00:12C'est une belle journée d'été, un dimanche, on allait faire un barbecue,
00:15vraiment rien de prévisible.
00:18Et puis là d'un coup on prend ce virage et on ne comprend pas et la voiture dérape.
00:21Et je vais perdre connaissance directement.
00:23Et là, il va se passer quelques secondes où mon copain va tout de suite sortir de la voiture
00:27et il va me prendre dans ses bras.
00:28Et c'est dans ses bras que je vais me réveiller.
00:30La première chose que je vais sentir, c'est la douleur.
00:33Donc directement, mes yeux vont se poser sur mon bras.
00:37Et là, je me rends compte que je n'en ai plus et il reste juste mon os.
00:40Du sang partout.
00:42Et à ce moment-là, je sens que je vais partir.
00:46J'avais deux solutions.
00:47Soit je perdais la raison, qui me protégeait de ce que je voyais,
00:50ou alors je me coupais tout de suite de mes émotions.
00:53Je bloquais tout pour survivre.
00:55Et c'est cette option que mon corps a choisie, c'est de bloquer tout de suite.
00:58Donc j'ai tout verrouillé.
01:00Et la seule chose qui m'importait, c'était vivre.
01:03Ça a été les 30 minutes les plus longues de ma vie.
01:07Parce qu'au-delà d'avoir mon bras arraché et d'avoir eu une commotion,
01:10j'ai eu une fracture du bassin, du coccyx.
01:13Et j'ai eu une congestion pulmonaire.
01:15Donc le poumon qui s'est décollé et du sang dans le poumon.

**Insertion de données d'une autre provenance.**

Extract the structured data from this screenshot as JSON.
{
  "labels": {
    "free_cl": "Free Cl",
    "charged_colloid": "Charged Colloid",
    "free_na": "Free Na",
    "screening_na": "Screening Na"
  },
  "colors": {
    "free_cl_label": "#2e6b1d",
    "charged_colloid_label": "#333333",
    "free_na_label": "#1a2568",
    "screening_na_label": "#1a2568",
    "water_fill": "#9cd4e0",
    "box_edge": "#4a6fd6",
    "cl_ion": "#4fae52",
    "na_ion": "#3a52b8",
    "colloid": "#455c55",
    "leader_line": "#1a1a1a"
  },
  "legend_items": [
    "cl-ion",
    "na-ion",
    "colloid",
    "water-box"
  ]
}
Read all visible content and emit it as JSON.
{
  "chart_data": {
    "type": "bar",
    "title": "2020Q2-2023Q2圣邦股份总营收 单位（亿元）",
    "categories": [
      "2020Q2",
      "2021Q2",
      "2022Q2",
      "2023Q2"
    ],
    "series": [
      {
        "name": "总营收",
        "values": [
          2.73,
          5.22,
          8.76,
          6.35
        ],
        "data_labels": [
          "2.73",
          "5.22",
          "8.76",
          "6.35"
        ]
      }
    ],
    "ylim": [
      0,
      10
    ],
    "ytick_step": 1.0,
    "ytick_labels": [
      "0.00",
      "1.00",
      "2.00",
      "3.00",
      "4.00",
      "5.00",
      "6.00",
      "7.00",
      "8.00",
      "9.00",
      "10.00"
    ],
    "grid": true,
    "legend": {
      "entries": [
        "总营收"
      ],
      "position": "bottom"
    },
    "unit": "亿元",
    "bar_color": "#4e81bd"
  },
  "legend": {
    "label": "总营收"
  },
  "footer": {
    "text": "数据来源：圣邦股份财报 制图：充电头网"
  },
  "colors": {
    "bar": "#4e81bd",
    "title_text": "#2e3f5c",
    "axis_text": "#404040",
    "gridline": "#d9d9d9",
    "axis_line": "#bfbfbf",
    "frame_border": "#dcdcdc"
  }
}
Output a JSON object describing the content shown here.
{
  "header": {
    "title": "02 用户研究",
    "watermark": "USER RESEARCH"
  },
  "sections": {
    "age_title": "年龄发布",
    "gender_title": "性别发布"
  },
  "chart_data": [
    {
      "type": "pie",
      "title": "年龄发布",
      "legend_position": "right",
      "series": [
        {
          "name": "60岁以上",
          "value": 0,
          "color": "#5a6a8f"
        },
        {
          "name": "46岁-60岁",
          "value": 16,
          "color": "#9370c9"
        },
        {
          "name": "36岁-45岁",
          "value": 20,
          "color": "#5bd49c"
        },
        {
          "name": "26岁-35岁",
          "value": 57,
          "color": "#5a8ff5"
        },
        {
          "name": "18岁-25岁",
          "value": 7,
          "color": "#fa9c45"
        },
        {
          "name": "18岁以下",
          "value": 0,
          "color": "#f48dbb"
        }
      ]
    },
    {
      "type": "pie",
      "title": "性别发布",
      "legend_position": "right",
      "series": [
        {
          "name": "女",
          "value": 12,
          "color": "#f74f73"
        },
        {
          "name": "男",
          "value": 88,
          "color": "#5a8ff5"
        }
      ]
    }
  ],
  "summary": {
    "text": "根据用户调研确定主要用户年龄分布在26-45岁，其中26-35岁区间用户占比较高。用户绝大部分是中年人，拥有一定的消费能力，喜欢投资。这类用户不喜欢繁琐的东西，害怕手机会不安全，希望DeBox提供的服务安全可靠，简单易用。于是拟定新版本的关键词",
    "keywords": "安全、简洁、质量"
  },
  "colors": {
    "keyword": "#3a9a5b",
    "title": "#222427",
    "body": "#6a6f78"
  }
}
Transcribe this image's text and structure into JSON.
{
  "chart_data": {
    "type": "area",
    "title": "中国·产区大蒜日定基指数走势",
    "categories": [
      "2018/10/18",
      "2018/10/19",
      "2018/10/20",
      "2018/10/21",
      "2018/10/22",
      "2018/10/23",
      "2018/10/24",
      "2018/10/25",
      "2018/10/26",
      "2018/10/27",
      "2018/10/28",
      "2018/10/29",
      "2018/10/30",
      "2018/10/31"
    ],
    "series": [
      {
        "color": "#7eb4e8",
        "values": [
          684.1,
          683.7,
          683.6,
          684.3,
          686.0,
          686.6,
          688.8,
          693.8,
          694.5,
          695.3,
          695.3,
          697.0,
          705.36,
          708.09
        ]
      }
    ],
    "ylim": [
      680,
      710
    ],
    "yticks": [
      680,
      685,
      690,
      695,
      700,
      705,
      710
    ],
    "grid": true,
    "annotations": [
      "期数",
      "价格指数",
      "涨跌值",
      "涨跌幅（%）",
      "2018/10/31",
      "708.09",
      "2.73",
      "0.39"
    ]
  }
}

01:17Donc je ne savais plus respirer.
01:19Et c'est là où, finalement, je vais dire que dans mon malheur, la chance va commencer.
01:24Les personnes qui nous suivaient en voiture, c'est un médecin qui allait faire de la plongée avec sa femme.
01:29Donc c'est lui qui nous a porté les premiers secours.
01:33Et je me souviens de ce médecin qui disait à mon copain, il faut lui faire un garrot.
01:37Tout de suite, tout de suite, il faut lui faire un garrot parce que je me vidais.
01:40Et sans ce garrot, je serais morte.
01:42De sûr.
01:4330 minutes, c'était hémorragie.
01:44Alors super, on traite un problème, sauf que je ne sais plus respirer.
01:48Je n'arrête pas de dire à ce monsieur, je vais mourir.
01:51Je n'arrive plus à respirer.
01:52Et la chance, il a une bombe d'oxygène dans sa voiture puisqu'il va faire de la plongée.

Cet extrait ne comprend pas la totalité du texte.